Voleur, assassin, ces mots que Marius croyait disparus, et qui revenaient, tombèrent sur lui comme une douche de glace.
– Encore! dit-il.
– Toujours, fit Thénardier. Jean Valjean n’a pas volé Madeleine, mais c’est un voleur. Il n’a pas tué Javert, mais c’est un meurtrier.
– Voulez-vous parler, reprit Marius, de ce misérable vol d’il y a quarante ans, expié, cela résulte de vos journaux mêmes, par toute une vie de repentir, d’abnégation et de vertu?

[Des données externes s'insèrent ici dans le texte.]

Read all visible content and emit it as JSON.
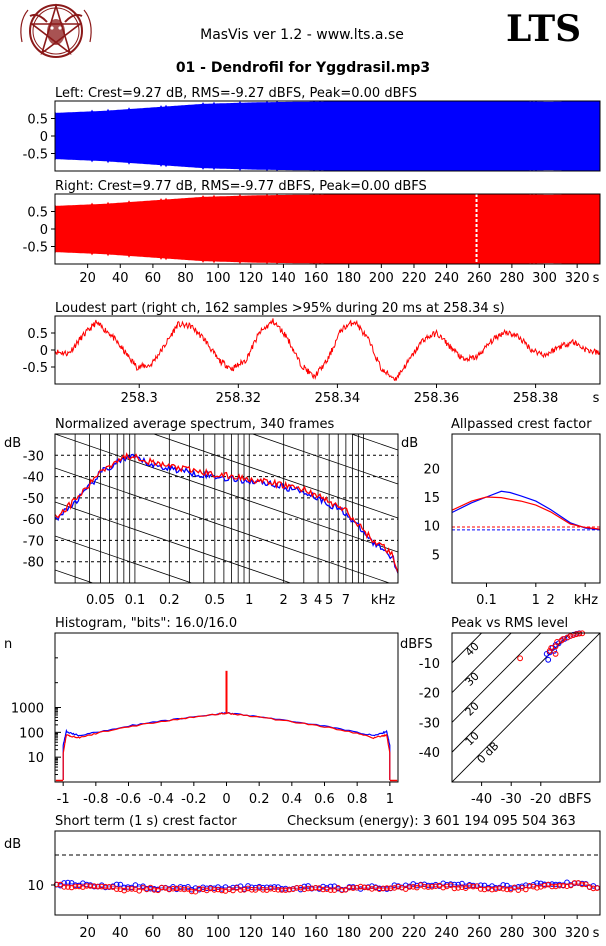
{
  "header": {
    "app_title": "MasVis ver 1.2 - www.lts.a.se",
    "brand": "LTS",
    "file_title": "01 - Dendrofil for Yggdrasil.mp3"
  },
  "colors": {
    "left": "#0000ff",
    "right": "#ff0000",
    "grid": "#000000",
    "background": "#ffffff"
  },
  "logo": {
    "icon": "pentagram-goat-logo-icon"
  },
  "chart_data": [
    {
      "id": "left-waveform",
      "type": "area",
      "title": "Left: Crest=9.27 dB, RMS=-9.27 dBFS, Peak=0.00 dBFS",
      "yticks": [
        "0.5",
        "0",
        "-0.5"
      ],
      "ylim": [
        -1,
        1
      ],
      "xlim": [
        0,
        334
      ],
      "series": [
        {
          "values": [
            0.66,
            0.72,
            0.82,
            0.92,
            0.96,
            0.98,
            0.99,
            1.0,
            1.0,
            0.99,
            0.98,
            1.0
          ]
        }
      ]
    },
    {
      "id": "right-waveform",
      "type": "area",
      "title": "Right: Crest=9.77 dB, RMS=-9.77 dBFS, Peak=0.00 dBFS",
      "yticks": [
        "0.5",
        "0",
        "-0.5"
      ],
      "ylim": [
        -1,
        1
      ],
      "xticks": [
        "20",
        "40",
        "60",
        "80",
        "100",
        "120",
        "140",
        "160",
        "180",
        "200",
        "220",
        "240",
        "260",
        "280",
        "300",
        "320",
        "s"
      ],
      "xlim": [
        0,
        334
      ],
      "marker_x": 258.34,
      "series": [
        {
          "values": [
            0.66,
            0.72,
            0.82,
            0.92,
            0.96,
            0.98,
            0.99,
            1.0,
            1.0,
            0.99,
            0.98,
            1.0
          ]
        }
      ]
    },
    {
      "id": "loudest-part",
      "type": "line",
      "title": "Loudest part (right ch, 162 samples >95% during 20 ms at 258.34 s)",
      "yticks": [
        "0.5",
        "0",
        "-0.5"
      ],
      "ylim": [
        -1,
        1
      ],
      "xticks": [
        "258.3",
        "258.32",
        "258.34",
        "258.36",
        "258.38",
        "s"
      ],
      "xlim": [
        258.283,
        258.393
      ],
      "series": [
        {
          "values": [
            -0.05,
            -0.1,
            0.4,
            0.8,
            0.5,
            0.0,
            -0.5,
            -0.45,
            0.1,
            0.75,
            0.7,
            0.3,
            -0.3,
            -0.55,
            -0.3,
            0.5,
            0.85,
            0.4,
            -0.4,
            -0.8,
            -0.3,
            0.6,
            0.85,
            0.3,
            -0.6,
            -0.85,
            -0.3,
            0.3,
            0.5,
            0.1,
            -0.3,
            -0.2,
            0.25,
            0.55,
            0.4,
            0.0,
            -0.15,
            0.1,
            0.25,
            0.0,
            -0.1
          ]
        }
      ]
    },
    {
      "id": "average-spectrum",
      "type": "line",
      "title": "Normalized average spectrum, 340 frames",
      "ylabel": "dB",
      "yticks": [
        "-30",
        "-40",
        "-50",
        "-60",
        "-70",
        "-80"
      ],
      "xticks": [
        "0.05",
        "0.1",
        "0.2",
        "0.5",
        "1",
        "2",
        "3",
        "4",
        "5",
        "7",
        "kHz"
      ],
      "xlim": [
        0.02,
        20
      ],
      "ylim": [
        -90,
        -20
      ],
      "series": [
        {
          "x": [
            0.02,
            0.025,
            0.03,
            0.04,
            0.05,
            0.06,
            0.07,
            0.08,
            0.1,
            0.12,
            0.15,
            0.2,
            0.3,
            0.5,
            0.7,
            1,
            1.5,
            2,
            3,
            4,
            5,
            6,
            7,
            8,
            10,
            12,
            15,
            18,
            20
          ],
          "values": [
            -60,
            -56,
            -52,
            -45,
            -38,
            -36,
            -33,
            -32,
            -31,
            -33,
            -35,
            -36,
            -38,
            -40,
            -41,
            -42,
            -43,
            -45,
            -47,
            -50,
            -53,
            -55,
            -57,
            -61,
            -66,
            -71,
            -74,
            -78,
            -85
          ]
        },
        {
          "x": [
            0.02,
            0.025,
            0.03,
            0.04,
            0.05,
            0.06,
            0.07,
            0.08,
            0.1,
            0.12,
            0.15,
            0.2,
            0.3,
            0.5,
            0.7,
            1,
            1.5,
            2,
            3,
            4,
            5,
            6,
            7,
            8,
            10,
            12,
            15,
            18,
            20
          ],
          "values": [
            -59,
            -55,
            -51,
            -44,
            -37,
            -35,
            -32,
            -31,
            -30,
            -32,
            -34,
            -35,
            -37,
            -39,
            -40,
            -41,
            -43,
            -44,
            -46,
            -49,
            -52,
            -54,
            -56,
            -60,
            -65,
            -70,
            -73,
            -77,
            -84
          ]
        }
      ]
    },
    {
      "id": "allpassed-crest",
      "type": "line",
      "title": "Allpassed crest factor",
      "ylabel": "dB",
      "yticks": [
        "20",
        "15",
        "10",
        "5"
      ],
      "xticks": [
        "0.1",
        "1",
        "2",
        "kHz"
      ],
      "xlim": [
        0.02,
        20
      ],
      "ylim": [
        0,
        26
      ],
      "reference": [
        9.27,
        9.77
      ],
      "series": [
        {
          "x": [
            0.02,
            0.05,
            0.1,
            0.2,
            0.3,
            0.5,
            1,
            2,
            5,
            10,
            20
          ],
          "values": [
            12.3,
            14.0,
            15.0,
            16.0,
            15.8,
            15.2,
            14.3,
            12.8,
            10.5,
            9.6,
            9.3
          ]
        },
        {
          "x": [
            0.02,
            0.05,
            0.1,
            0.2,
            0.3,
            0.5,
            1,
            2,
            5,
            10,
            20
          ],
          "values": [
            12.7,
            14.3,
            15.0,
            14.9,
            14.6,
            14.3,
            13.6,
            12.4,
            10.3,
            9.7,
            9.4
          ]
        }
      ]
    },
    {
      "id": "histogram",
      "type": "line",
      "title": "Histogram, \"bits\": 16.0/16.0",
      "ylabel": "n",
      "yticks": [
        "1000",
        "100",
        "10"
      ],
      "xticks": [
        "-1",
        "-0.8",
        "-0.6",
        "-0.4",
        "-0.2",
        "0",
        "0.2",
        "0.4",
        "0.6",
        "0.8",
        "1"
      ],
      "xlim": [
        -1.05,
        1.05
      ],
      "ylim": [
        1,
        1000000
      ],
      "spike_x": 0,
      "spike_y": 30000,
      "series": [
        {
          "x": [
            -1,
            -0.98,
            -0.95,
            -0.9,
            -0.8,
            -0.6,
            -0.4,
            -0.2,
            -0.05,
            0,
            0.05,
            0.2,
            0.4,
            0.6,
            0.8,
            0.9,
            0.95,
            0.98,
            1
          ],
          "values": [
            30,
            110,
            90,
            75,
            100,
            180,
            280,
            420,
            560,
            600,
            560,
            420,
            280,
            180,
            100,
            75,
            90,
            110,
            30
          ]
        },
        {
          "x": [
            -1,
            -0.98,
            -0.95,
            -0.9,
            -0.8,
            -0.6,
            -0.4,
            -0.2,
            -0.05,
            0,
            0.05,
            0.2,
            0.4,
            0.6,
            0.8,
            0.9,
            0.95,
            0.98,
            1
          ],
          "values": [
            15,
            80,
            70,
            60,
            90,
            170,
            270,
            410,
            550,
            590,
            550,
            410,
            270,
            170,
            90,
            60,
            70,
            80,
            15
          ]
        }
      ]
    },
    {
      "id": "peak-vs-rms",
      "type": "scatter",
      "title": "Peak vs RMS level",
      "ylabel": "dBFS",
      "yticks": [
        "-10",
        "-20",
        "-30",
        "-40"
      ],
      "xticks": [
        "-40",
        "-30",
        "-20",
        "dBFS"
      ],
      "diag_labels": [
        "40",
        "30",
        "20",
        "10",
        "0 dB"
      ],
      "xlim": [
        -50,
        0
      ],
      "ylim": [
        -50,
        0
      ],
      "series": [
        {
          "x": [
            -18,
            -17,
            -16,
            -15,
            -14,
            -13,
            -12,
            -11,
            -10,
            -9,
            -8,
            -7,
            -17.5,
            -15.5
          ],
          "values": [
            -7,
            -6.5,
            -5,
            -4,
            -3.5,
            -2.5,
            -2,
            -1.5,
            -1,
            -0.6,
            -0.3,
            -0.1,
            -9,
            -6
          ]
        },
        {
          "x": [
            -17,
            -16.5,
            -15,
            -14.5,
            -13,
            -12.5,
            -11,
            -10,
            -9,
            -8,
            -7,
            -6,
            -27,
            -15
          ],
          "values": [
            -6,
            -5,
            -4.5,
            -3,
            -2.5,
            -2,
            -1.5,
            -1,
            -0.7,
            -0.4,
            -0.2,
            -0.1,
            -8.5,
            -7
          ]
        }
      ]
    },
    {
      "id": "short-term-crest",
      "type": "scatter",
      "title": "Short term (1 s) crest factor",
      "checksum": "Checksum (energy):  3 601 194 095 504 363",
      "ylabel": "dB",
      "yticks": [
        "10"
      ],
      "xticks": [
        "20",
        "40",
        "60",
        "80",
        "100",
        "120",
        "140",
        "160",
        "180",
        "200",
        "220",
        "240",
        "260",
        "280",
        "300",
        "320",
        "s"
      ],
      "xlim": [
        0,
        334
      ],
      "ylim": [
        0,
        28
      ],
      "reference": 20,
      "series": [
        {
          "x": [
            2,
            10,
            20,
            30,
            40,
            60,
            80,
            100,
            120,
            140,
            160,
            180,
            200,
            220,
            240,
            260,
            280,
            300,
            320,
            332
          ],
          "values": [
            10.2,
            10.5,
            10.3,
            9.3,
            9.7,
            9.2,
            8.8,
            9.1,
            9.2,
            8.7,
            9.3,
            8.9,
            9.1,
            9.8,
            10.3,
            9.6,
            9.4,
            10.7,
            10.2,
            9.5
          ]
        },
        {
          "x": [
            4,
            14,
            24,
            34,
            44,
            64,
            84,
            104,
            124,
            144,
            164,
            184,
            204,
            224,
            244,
            264,
            284,
            304,
            324,
            330
          ],
          "values": [
            9.8,
            9.6,
            9.1,
            9.0,
            8.6,
            8.7,
            8.3,
            8.5,
            8.4,
            8.8,
            8.5,
            8.9,
            8.8,
            9.5,
            9.4,
            9.1,
            8.8,
            9.9,
            10.5,
            9.2
          ]
        }
      ]
    }
  ]
}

– Je dis assassinat et vol, monsieur le baron. Et je répète que je parle de faits actuels. Ce que j’ai à vous révéler est absolument inconnu. C’est de l’inédit. Et peut-être y trouverez-vous la source de la fortune habilement offerte par Jean Valjean à madame la baronne. Je dis habilement, car, par une donation de ce genre, se glisser dans une honorable maison dont on partagera l’aisance, et, du même coup, cacher son crime, jouir de son vol, enfouir son nom, et se créer une famille, ce ne serait pas très maladroit.
– Je pourrais vous interrompre ici, observa Marius, mais continuez.
– Monsieur le baron, je vais vous dire tout, laissant la récompense à votre générosité. Ce secret vaut de l’or massif. Vous me direz: Pourquoi ne t’es-tu pas adressé à Jean Valjean? Par une raison toute simple; je sais qu’il s’est dessaisi, et dessaisi en votre faveur, et je trouve la combinaison ingénieuse; mais il n’a plus le sou, il me montrerait ses mains vides, et, puisque j’ai besoin de quelque argent pour mon voyage à la Joya, je vous préfère, vous qui avez tout, à lui qui n’a rien. Je suis un peu fatigué, permettez-moi de prendre une chaise.
Marius s’assit et lui fit signe de s’asseoir.
Thénardier s’installa sur une chaise capitonnée, reprit les deux journaux, les replongea dans l’enveloppe, et murmura en becquetant avec son ongle le Drapeau blanc : Celui-ci m’a donné du mal pour l’avoir. Cela fait, il croisa les jambes et s’étala sur le dos, attitude propre aux gens sûrs de ce qu’ils disent, puis entra en matière, gravement et en appuyant sur les mots:
– Monsieur le baron, le 6 juin 1832, il y a un an environ, le jour de l’émeute, un homme était dans le Grand Égout de Paris, du côté où l’égout vient rejoindre la Seine, entre le pont des Invalides et le pont d’Iéna.
Marius rapprocha brusquement sa chaise de celle de Thénardier. Thénardier remarqua ce mouvement et continua avec la lenteur d’un orateur qui tient son interlocuteur et qui sent la palpitation de son adversaire sous ses paroles:
– Cet homme, forcé de se cacher, pour des raisons du reste étrangères à la politique, avait pris l’égout pour domicile et en avait une clef. C’était, je le répète, le 6 juin; il pouvait être huit heures du soir. L’homme entendit du bruit dans l’égout. Très surpris, il se blottit, et guetta. C’était un bruit de pas, on marchait dans l’ombre, on venait de son côté. Chose étrange, il y avait dans l’égout un autre homme que lui. La grille de sortie de l’égout n’était pas loin. Un peu de lumière qui en venait lui permit de reconnaître le nouveau venu et de voir que cet homme portait quelque chose sur son dos. Il marchait courbé. L’homme qui marchait courbé était un ancien forçat, et ce qu’il traînait sur ses épaules était un cadavre. Flagrant délit d’assassinat, s’il en fut. Quant au vol, il va de soi; on ne tue pas un homme gratis. Ce forçat allait jeter ce cadavre à la rivière. Un fait à noter, c’est qu’avant d’arriver à la grille de sortie, ce forçat, qui venait de loin dans l’égout, avait nécessairement rencontré une fondrière épouvantable où il semble qu’il eût pu laisser le cadavre; mais, dès le lendemain, les égoutiers, en travaillant à la fondrière, y auraient retrouvé l’homme assassiné, et ce n’était pas le compte de l’assassin. Il avait mieux aimé traverser la fondrière, avec son fardeau, et ses efforts ont dû être effrayants, il est impossible de risquer plus complètement sa vie; je ne comprends pas qu’il soit sorti de là vivant.